Monday, October 23, 2006

Millianism, Propositional Guises, and the Hooded Bugsy

I'd like to flesh out the idea of propositional guises a bit more. Consider the example from class, where I utter (1) and you utter (2):

1. You are a student.
2. I am a student.

There is a clear sense in which (1) and (2) say the same thing (in the case where I'm addressing you). According to Millians, and others, this sense is respected by assigning the same proposition to our utterances, one that we might represent as an ordered pair of you and the property of being a student.

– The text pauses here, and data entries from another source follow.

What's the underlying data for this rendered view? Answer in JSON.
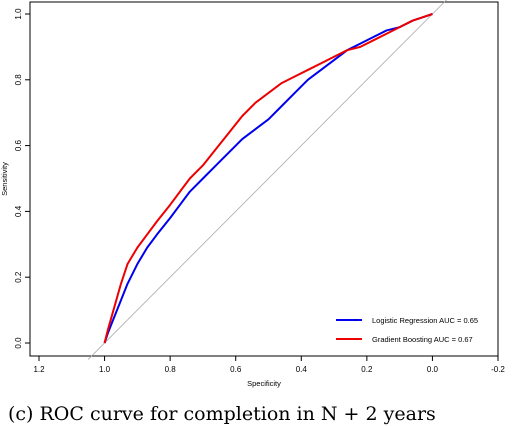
{
  "caption": "(c) ROC curve for completion in N + 2 years",
  "chart_data": {
    "type": "line",
    "title": "",
    "xlabel": "Specificity",
    "ylabel": "Sensitivity",
    "x_reversed": true,
    "xlim": [
      1.2,
      -0.2
    ],
    "ylim": [
      0.0,
      1.0
    ],
    "x_ticks": [
      1.2,
      1.0,
      0.8,
      0.6,
      0.4,
      0.2,
      0.0,
      -0.2
    ],
    "x_tick_labels": [
      "1.2",
      "1.0",
      "0.8",
      "0.6",
      "0.4",
      "0.2",
      "0.0",
      "-0.2"
    ],
    "y_ticks": [
      0.0,
      0.2,
      0.4,
      0.6,
      0.8,
      1.0
    ],
    "y_tick_labels": [
      "0.0",
      "0.2",
      "0.4",
      "0.6",
      "0.8",
      "1.0"
    ],
    "grid": false,
    "legend_position": "bottom-right",
    "reference_line": {
      "x": [
        1.0,
        0.0
      ],
      "y": [
        0.0,
        1.0
      ],
      "color": "#aaaaaa"
    },
    "series": [
      {
        "name": "Logistic Regression AUC = 0.65",
        "color": "#0000ee",
        "x": [
          1.0,
          0.99,
          0.97,
          0.95,
          0.93,
          0.9,
          0.87,
          0.84,
          0.8,
          0.77,
          0.74,
          0.7,
          0.66,
          0.62,
          0.58,
          0.54,
          0.5,
          0.46,
          0.42,
          0.38,
          0.34,
          0.3,
          0.26,
          0.22,
          0.18,
          0.14,
          0.1,
          0.06,
          0.03,
          0.0
        ],
        "y": [
          0.0,
          0.03,
          0.08,
          0.13,
          0.18,
          0.24,
          0.29,
          0.33,
          0.38,
          0.42,
          0.46,
          0.5,
          0.54,
          0.58,
          0.62,
          0.65,
          0.68,
          0.72,
          0.76,
          0.8,
          0.83,
          0.86,
          0.89,
          0.91,
          0.93,
          0.95,
          0.96,
          0.98,
          0.99,
          1.0
        ]
      },
      {
        "name": "Gradient Boosting AUC = 0.67",
        "color": "#ee0000",
        "x": [
          1.0,
          0.99,
          0.97,
          0.95,
          0.93,
          0.9,
          0.87,
          0.84,
          0.8,
          0.77,
          0.74,
          0.7,
          0.66,
          0.62,
          0.58,
          0.54,
          0.5,
          0.46,
          0.42,
          0.38,
          0.34,
          0.3,
          0.26,
          0.22,
          0.18,
          0.14,
          0.1,
          0.06,
          0.03,
          0.0
        ],
        "y": [
          0.0,
          0.04,
          0.11,
          0.18,
          0.24,
          0.29,
          0.33,
          0.37,
          0.42,
          0.46,
          0.5,
          0.54,
          0.59,
          0.64,
          0.69,
          0.73,
          0.76,
          0.79,
          0.81,
          0.83,
          0.85,
          0.87,
          0.89,
          0.9,
          0.92,
          0.94,
          0.96,
          0.98,
          0.99,
          1.0
        ]
      }
    ]
  }
}
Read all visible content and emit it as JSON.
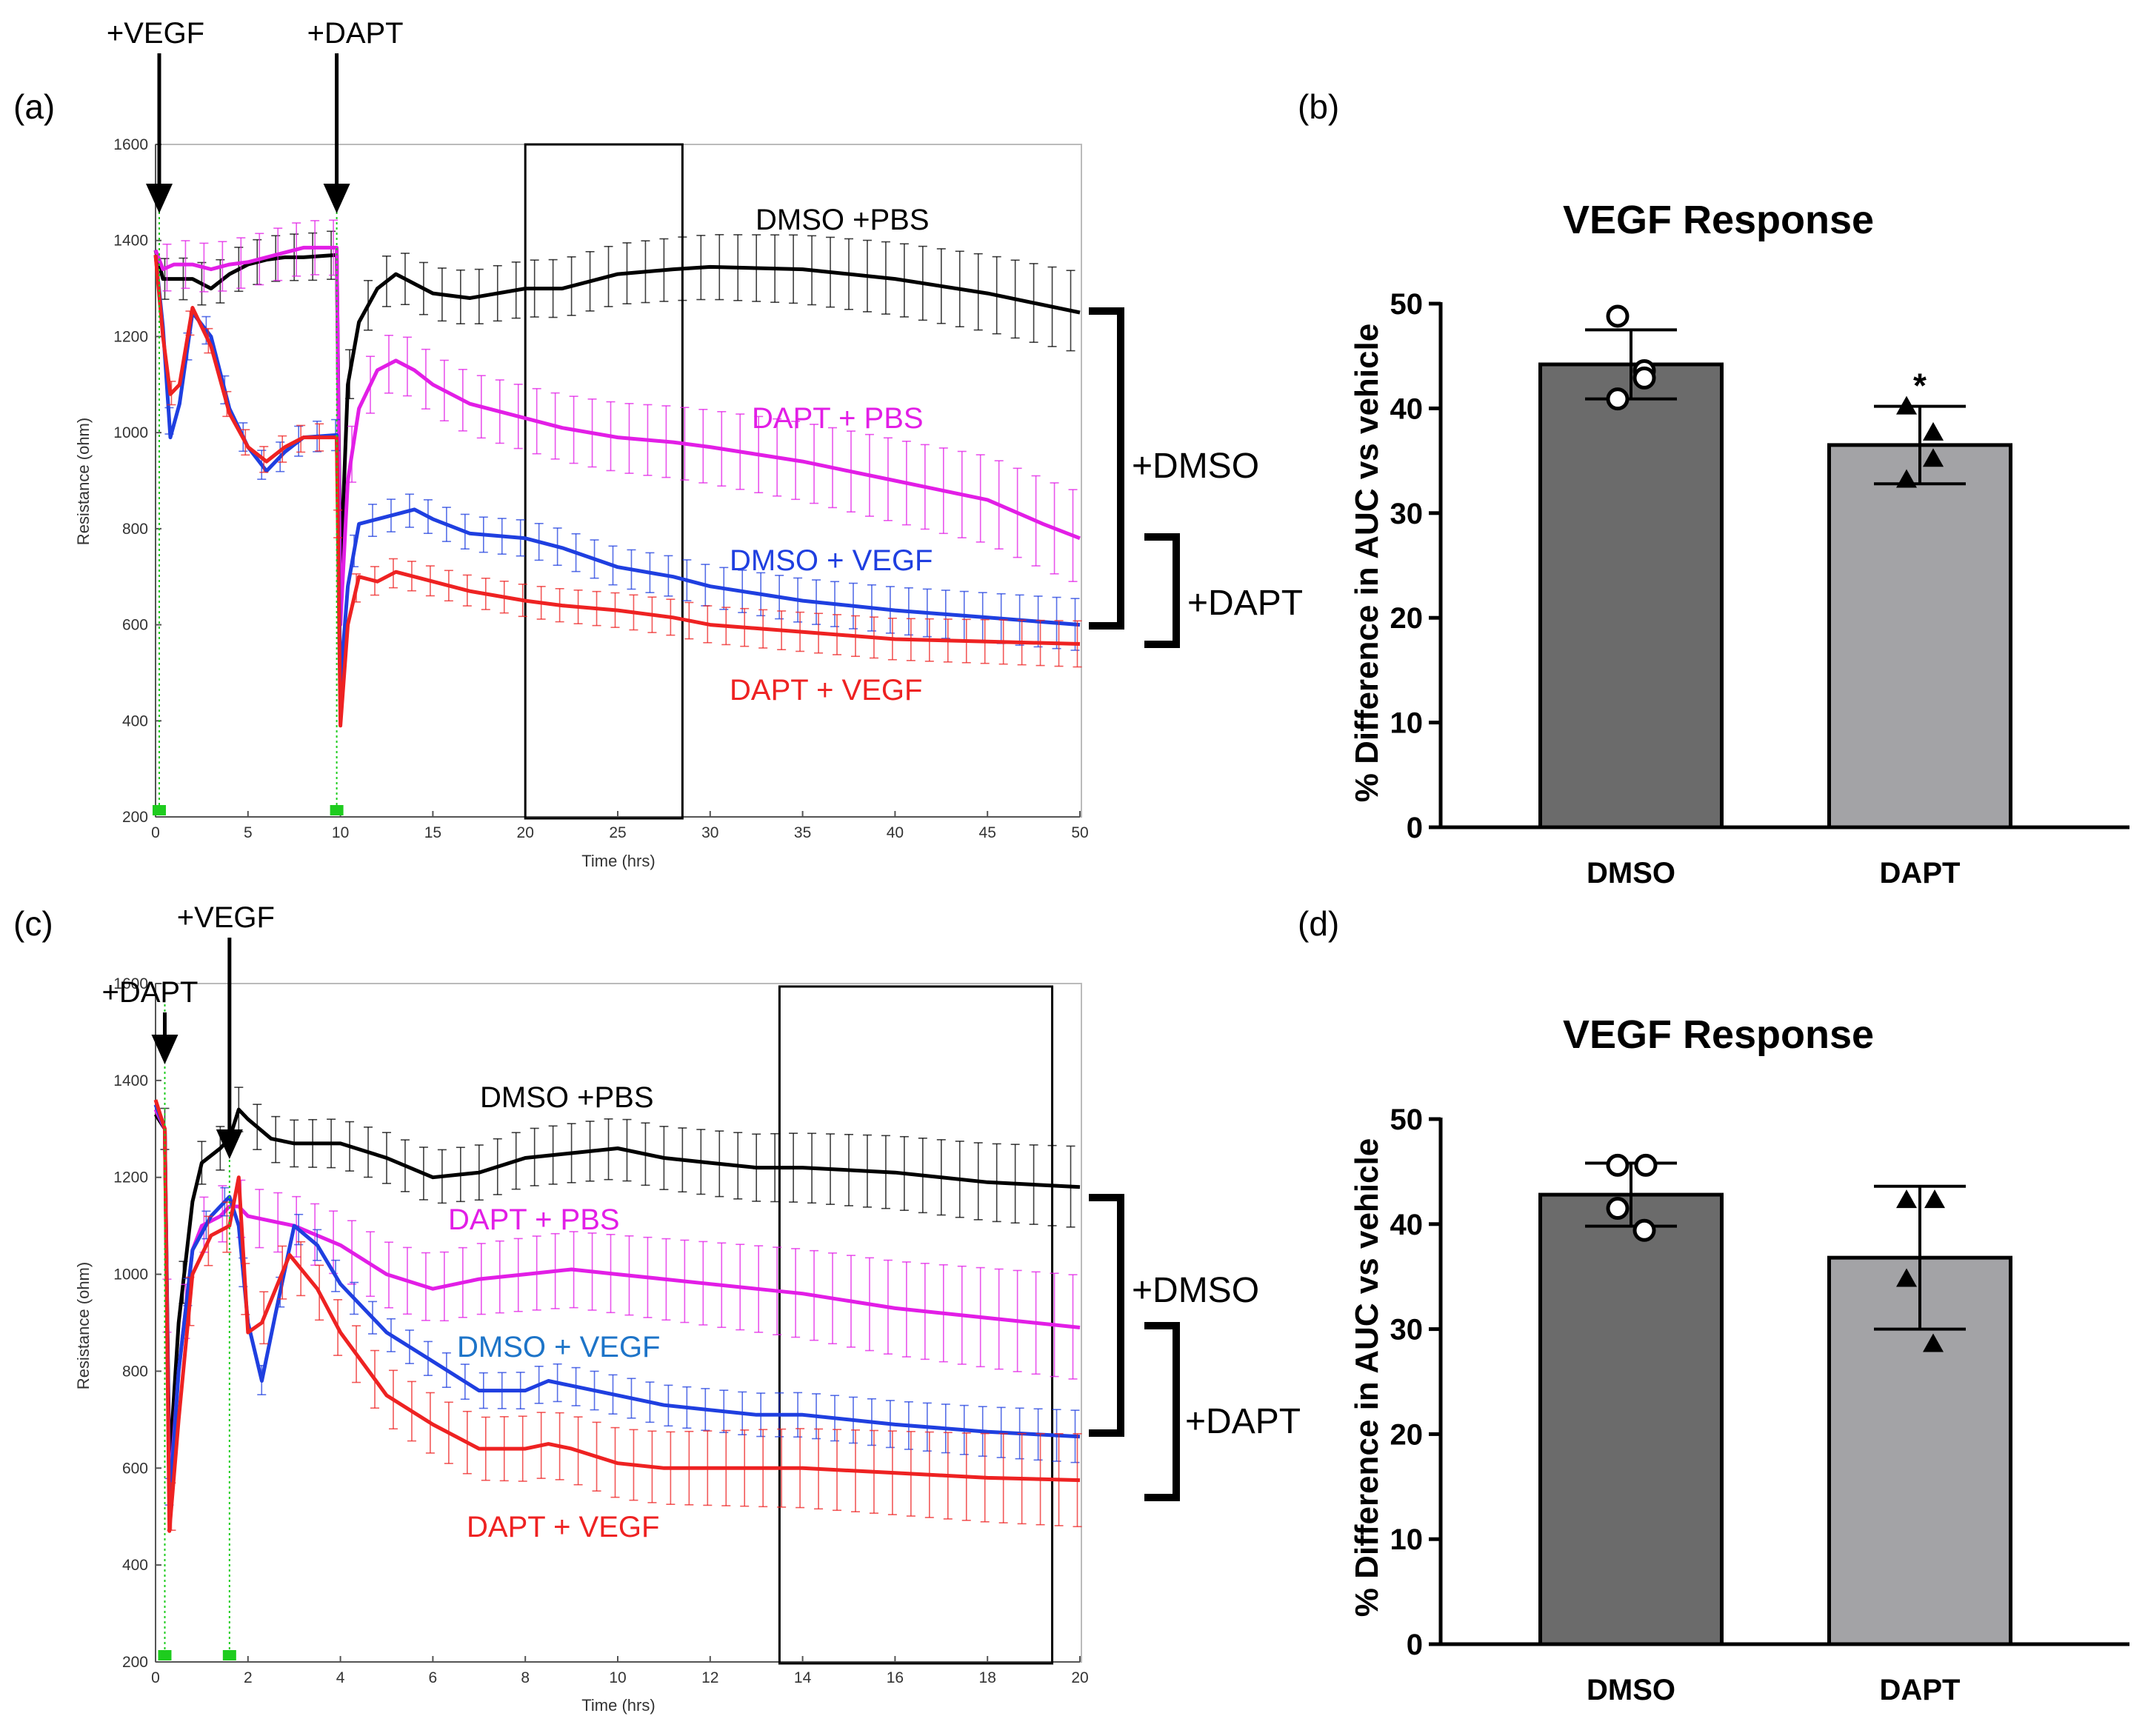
{
  "panel_labels": {
    "a": "(a)",
    "b": "(b)",
    "c": "(c)",
    "d": "(d)"
  },
  "colors": {
    "dmso_pbs": "#000000",
    "dapt_pbs": "#e21ee6",
    "dmso_vegf": "#1f3fe0",
    "dapt_vegf": "#ee2222",
    "dmso_vegf_label": "#1d74c8",
    "bar_dmso": "#6b6b6b",
    "bar_dapt": "#a3a3a6",
    "marker": "#1ecc1e"
  },
  "chart_data": [
    {
      "id": "a",
      "type": "line",
      "xlabel": "Time (hrs)",
      "ylabel": "Resistance (ohm)",
      "xlim": [
        0,
        50
      ],
      "ylim": [
        200,
        1600
      ],
      "xticks": [
        0,
        5,
        10,
        15,
        20,
        25,
        30,
        35,
        40,
        45,
        50
      ],
      "yticks": [
        200,
        400,
        600,
        800,
        1000,
        1200,
        1400,
        1600
      ],
      "events": [
        {
          "label": "+VEGF",
          "x": 0.2
        },
        {
          "label": "+DAPT",
          "x": 9.8
        }
      ],
      "window": [
        20,
        28.5
      ],
      "series": [
        {
          "name": "DMSO +PBS",
          "color_key": "dmso_pbs",
          "err": 70,
          "points": [
            [
              0,
              1380
            ],
            [
              0.4,
              1320
            ],
            [
              1,
              1320
            ],
            [
              2,
              1320
            ],
            [
              3,
              1300
            ],
            [
              4,
              1330
            ],
            [
              5,
              1350
            ],
            [
              6,
              1360
            ],
            [
              7,
              1365
            ],
            [
              8,
              1365
            ],
            [
              9.8,
              1370
            ],
            [
              10,
              700
            ],
            [
              10.4,
              1100
            ],
            [
              11,
              1230
            ],
            [
              12,
              1300
            ],
            [
              13,
              1330
            ],
            [
              14,
              1310
            ],
            [
              15,
              1290
            ],
            [
              17,
              1280
            ],
            [
              20,
              1300
            ],
            [
              22,
              1300
            ],
            [
              25,
              1330
            ],
            [
              28,
              1340
            ],
            [
              30,
              1345
            ],
            [
              35,
              1340
            ],
            [
              40,
              1320
            ],
            [
              45,
              1290
            ],
            [
              50,
              1250
            ]
          ]
        },
        {
          "name": "DAPT + PBS",
          "color_key": "dapt_pbs",
          "err": 80,
          "points": [
            [
              0,
              1380
            ],
            [
              0.4,
              1340
            ],
            [
              1,
              1350
            ],
            [
              2,
              1350
            ],
            [
              3,
              1340
            ],
            [
              4,
              1350
            ],
            [
              5,
              1355
            ],
            [
              6,
              1365
            ],
            [
              7,
              1375
            ],
            [
              8,
              1385
            ],
            [
              9.8,
              1385
            ],
            [
              10,
              600
            ],
            [
              10.4,
              900
            ],
            [
              11,
              1050
            ],
            [
              12,
              1130
            ],
            [
              13,
              1150
            ],
            [
              14,
              1130
            ],
            [
              15,
              1100
            ],
            [
              17,
              1060
            ],
            [
              20,
              1030
            ],
            [
              22,
              1010
            ],
            [
              25,
              990
            ],
            [
              28,
              980
            ],
            [
              30,
              970
            ],
            [
              35,
              940
            ],
            [
              40,
              900
            ],
            [
              45,
              860
            ],
            [
              48,
              810
            ],
            [
              50,
              780
            ]
          ]
        },
        {
          "name": "DMSO + VEGF",
          "color_key": "dmso_vegf",
          "err": 45,
          "points": [
            [
              0,
              1370
            ],
            [
              0.4,
              1220
            ],
            [
              0.8,
              990
            ],
            [
              1.3,
              1060
            ],
            [
              2,
              1250
            ],
            [
              3,
              1200
            ],
            [
              4,
              1050
            ],
            [
              5,
              970
            ],
            [
              6,
              920
            ],
            [
              7,
              960
            ],
            [
              8,
              990
            ],
            [
              9.8,
              995
            ],
            [
              10,
              480
            ],
            [
              10.4,
              680
            ],
            [
              11,
              810
            ],
            [
              12,
              820
            ],
            [
              14,
              840
            ],
            [
              15,
              820
            ],
            [
              17,
              790
            ],
            [
              20,
              780
            ],
            [
              22,
              760
            ],
            [
              25,
              720
            ],
            [
              28,
              700
            ],
            [
              30,
              680
            ],
            [
              35,
              650
            ],
            [
              40,
              630
            ],
            [
              45,
              615
            ],
            [
              50,
              600
            ]
          ]
        },
        {
          "name": "DAPT + VEGF",
          "color_key": "dapt_vegf",
          "err": 40,
          "points": [
            [
              0,
              1370
            ],
            [
              0.4,
              1200
            ],
            [
              0.8,
              1080
            ],
            [
              1.3,
              1100
            ],
            [
              2,
              1260
            ],
            [
              3,
              1180
            ],
            [
              4,
              1040
            ],
            [
              5,
              970
            ],
            [
              6,
              940
            ],
            [
              7,
              970
            ],
            [
              8,
              990
            ],
            [
              9.8,
              990
            ],
            [
              10,
              390
            ],
            [
              10.4,
              600
            ],
            [
              11,
              700
            ],
            [
              12,
              690
            ],
            [
              13,
              710
            ],
            [
              15,
              690
            ],
            [
              17,
              670
            ],
            [
              20,
              650
            ],
            [
              22,
              640
            ],
            [
              25,
              630
            ],
            [
              28,
              615
            ],
            [
              30,
              600
            ],
            [
              35,
              585
            ],
            [
              40,
              570
            ],
            [
              45,
              565
            ],
            [
              50,
              560
            ]
          ]
        }
      ],
      "series_labels": [
        "DMSO +PBS",
        "DAPT + PBS",
        "DMSO + VEGF",
        "DAPT + VEGF"
      ],
      "brackets": [
        "+DMSO",
        "+DAPT"
      ]
    },
    {
      "id": "b",
      "type": "bar",
      "title": "VEGF Response",
      "ylabel": "% Difference in AUC vs vehicle",
      "ylim": [
        0,
        50
      ],
      "yticks": [
        0,
        10,
        20,
        30,
        40,
        50
      ],
      "categories": [
        "DMSO",
        "DAPT"
      ],
      "values": [
        44.2,
        36.5
      ],
      "sd": [
        3.3,
        3.7
      ],
      "points": [
        [
          48.8,
          43.6,
          40.9,
          42.9
        ],
        [
          40.2,
          37.7,
          33.2,
          35.2
        ]
      ],
      "significance": [
        "",
        "*"
      ]
    },
    {
      "id": "c",
      "type": "line",
      "xlabel": "Time (hrs)",
      "ylabel": "Resistance (ohm)",
      "xlim": [
        0,
        20
      ],
      "ylim": [
        200,
        1600
      ],
      "xticks": [
        0,
        2,
        4,
        6,
        8,
        10,
        12,
        14,
        16,
        18,
        20
      ],
      "yticks": [
        200,
        400,
        600,
        800,
        1000,
        1200,
        1400,
        1600
      ],
      "events": [
        {
          "label": "+DAPT",
          "x": 0.2
        },
        {
          "label": "+VEGF",
          "x": 1.6
        }
      ],
      "window": [
        13.5,
        19.4
      ],
      "series": [
        {
          "name": "DMSO +PBS",
          "color_key": "dmso_pbs",
          "err": 70,
          "points": [
            [
              0,
              1330
            ],
            [
              0.2,
              1300
            ],
            [
              0.3,
              600
            ],
            [
              0.5,
              900
            ],
            [
              0.8,
              1150
            ],
            [
              1,
              1230
            ],
            [
              1.4,
              1260
            ],
            [
              1.6,
              1280
            ],
            [
              1.8,
              1340
            ],
            [
              2,
              1320
            ],
            [
              2.5,
              1280
            ],
            [
              3,
              1270
            ],
            [
              4,
              1270
            ],
            [
              5,
              1240
            ],
            [
              6,
              1200
            ],
            [
              7,
              1210
            ],
            [
              8,
              1240
            ],
            [
              9,
              1250
            ],
            [
              10,
              1260
            ],
            [
              11,
              1240
            ],
            [
              12,
              1230
            ],
            [
              13,
              1220
            ],
            [
              14,
              1220
            ],
            [
              16,
              1210
            ],
            [
              18,
              1190
            ],
            [
              20,
              1180
            ]
          ]
        },
        {
          "name": "DAPT + PBS",
          "color_key": "dapt_pbs",
          "err": 90,
          "points": [
            [
              0,
              1340
            ],
            [
              0.2,
              1300
            ],
            [
              0.3,
              540
            ],
            [
              0.5,
              800
            ],
            [
              0.8,
              1050
            ],
            [
              1,
              1100
            ],
            [
              1.4,
              1120
            ],
            [
              1.6,
              1140
            ],
            [
              1.8,
              1140
            ],
            [
              2,
              1120
            ],
            [
              3,
              1100
            ],
            [
              4,
              1060
            ],
            [
              5,
              1000
            ],
            [
              6,
              970
            ],
            [
              7,
              990
            ],
            [
              8,
              1000
            ],
            [
              9,
              1010
            ],
            [
              10,
              1000
            ],
            [
              11,
              990
            ],
            [
              12,
              980
            ],
            [
              13,
              970
            ],
            [
              14,
              960
            ],
            [
              16,
              930
            ],
            [
              18,
              910
            ],
            [
              20,
              890
            ]
          ]
        },
        {
          "name": "DMSO + VEGF",
          "color_key": "dmso_vegf",
          "err": 45,
          "points": [
            [
              0,
              1350
            ],
            [
              0.2,
              1300
            ],
            [
              0.3,
              520
            ],
            [
              0.5,
              800
            ],
            [
              0.8,
              1050
            ],
            [
              1.2,
              1120
            ],
            [
              1.6,
              1160
            ],
            [
              1.8,
              1100
            ],
            [
              2,
              900
            ],
            [
              2.3,
              780
            ],
            [
              2.6,
              920
            ],
            [
              3,
              1100
            ],
            [
              3.5,
              1060
            ],
            [
              4,
              980
            ],
            [
              5,
              880
            ],
            [
              6,
              820
            ],
            [
              7,
              760
            ],
            [
              8,
              760
            ],
            [
              8.5,
              780
            ],
            [
              9,
              770
            ],
            [
              10,
              750
            ],
            [
              11,
              730
            ],
            [
              12,
              720
            ],
            [
              13,
              710
            ],
            [
              14,
              710
            ],
            [
              16,
              690
            ],
            [
              18,
              675
            ],
            [
              20,
              665
            ]
          ]
        },
        {
          "name": "DAPT + VEGF",
          "color_key": "dapt_vegf",
          "err": 80,
          "points": [
            [
              0,
              1360
            ],
            [
              0.2,
              1300
            ],
            [
              0.3,
              470
            ],
            [
              0.5,
              700
            ],
            [
              0.8,
              1000
            ],
            [
              1.2,
              1080
            ],
            [
              1.6,
              1100
            ],
            [
              1.8,
              1200
            ],
            [
              2,
              880
            ],
            [
              2.3,
              900
            ],
            [
              2.9,
              1040
            ],
            [
              3.5,
              970
            ],
            [
              4,
              880
            ],
            [
              5,
              750
            ],
            [
              6,
              690
            ],
            [
              7,
              640
            ],
            [
              8,
              640
            ],
            [
              8.5,
              650
            ],
            [
              9,
              640
            ],
            [
              10,
              610
            ],
            [
              11,
              600
            ],
            [
              12,
              600
            ],
            [
              13,
              600
            ],
            [
              14,
              600
            ],
            [
              16,
              590
            ],
            [
              18,
              580
            ],
            [
              20,
              575
            ]
          ]
        }
      ],
      "series_labels": [
        "DMSO +PBS",
        "DAPT + PBS",
        "DMSO + VEGF",
        "DAPT + VEGF"
      ],
      "brackets": [
        "+DMSO",
        "+DAPT"
      ]
    },
    {
      "id": "d",
      "type": "bar",
      "title": "VEGF Response",
      "ylabel": "% Difference in AUC vs vehicle",
      "ylim": [
        0,
        50
      ],
      "yticks": [
        0,
        10,
        20,
        30,
        40,
        50
      ],
      "categories": [
        "DMSO",
        "DAPT"
      ],
      "values": [
        42.8,
        36.8
      ],
      "sd": [
        3.0,
        6.8
      ],
      "points": [
        [
          45.6,
          45.6,
          41.5,
          39.4
        ],
        [
          42.3,
          42.3,
          34.8,
          28.6
        ]
      ],
      "significance": [
        "",
        ""
      ]
    }
  ]
}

In virtue of so uttering, each of us assert the proposition that x is a student, under an assignment of you to 'x'. The assertion relation is two-place; it's a relation between an individual and a proposition. But it is intuitive that we assert the proposition in different ways; you do it by uttering (2) and I do it by uttering (1).

So there are various ways in which one can assert a proposition. If S sincerely asserts P then S believes P. So corresponding to ways of asserting P are ways of believing P--those ways in which P can be asserted. These ways are relevant to behavior--partly in virtue of the way you accept the proposition that you are a student, you have to do assignments, etc., and partly in virtue of the way I accept the proposition, I do not.

Additionally, it's plausible to suppose that in order to believe P, one must be in some internal mental state, which we can call a 'belief state'. A belief state is a state of your brain (or mind); believing is a relationship between you and a given proposition. Belief states may differ by having different causal roles; being in one belief state may dispose you to do or say or accept certain things. This opens the possibility of their being several distinct belief states, being in any one of which is sufficient for believing that P. We could say these belief states are propositional guises, or ways of believing propositions.

If belief states involve tokens of mental sentences, then just as different natural language sentences express the same proposition, different mental sentences may express the same proposition. Then one may believe a proposition by having a mental sentence with the right sort of causal role (we may say the mental sentence occupies your "belief box"), while witholding belief from that same proposition by entokening a different mental sentence with the same propositional content though that mental sentence is not in one's "belief box".

On the simplifying assumption that natural language sentences are propositional guises, one believes a proposition by accepting some sentence or other that has that proposition as its semantic content. (This is roughly what Salmon's (BEL) says.) But one may grasp another sentence that has the same content as the first and not accept it.

This is what Salmon thinks Elmer is doing in the Hooded Man. He grasps and accepts 'Bugsy is dangerous' when thinking of Bugsy as his friend, so he believes the proposition that Bugsy is dangerous. But on the Millian view, this entails that he believes the proposition that Bugsy is dangerous when thinking of Bugsy as the criminal, though he understands and does not assent to 'Bugsy is dangerous' when thinking of Bugsy in that way. To grasp a sentence but assent to neither it nor its denial is necessary and sufficient for witholding belief, in Salmon's sense (under the assumption that natural language sentences are propositional guises). So Elmer believes Bugsy is dangerous, does not suspend belief with respect to that proposition (since that would entail not believing it), and witholds belief in that proposition when taken in a different way.

No one can believe and fail to believe the very same proposition. Elmer believes it on Salmon's view, but there's more to the story--more that cannot be told without introducing a technical notion of witholding belief that depends on grasping but neither accepting nor rejecting a certain sentence. Thus, Salmon rejects (4) of the Hooded Man argument.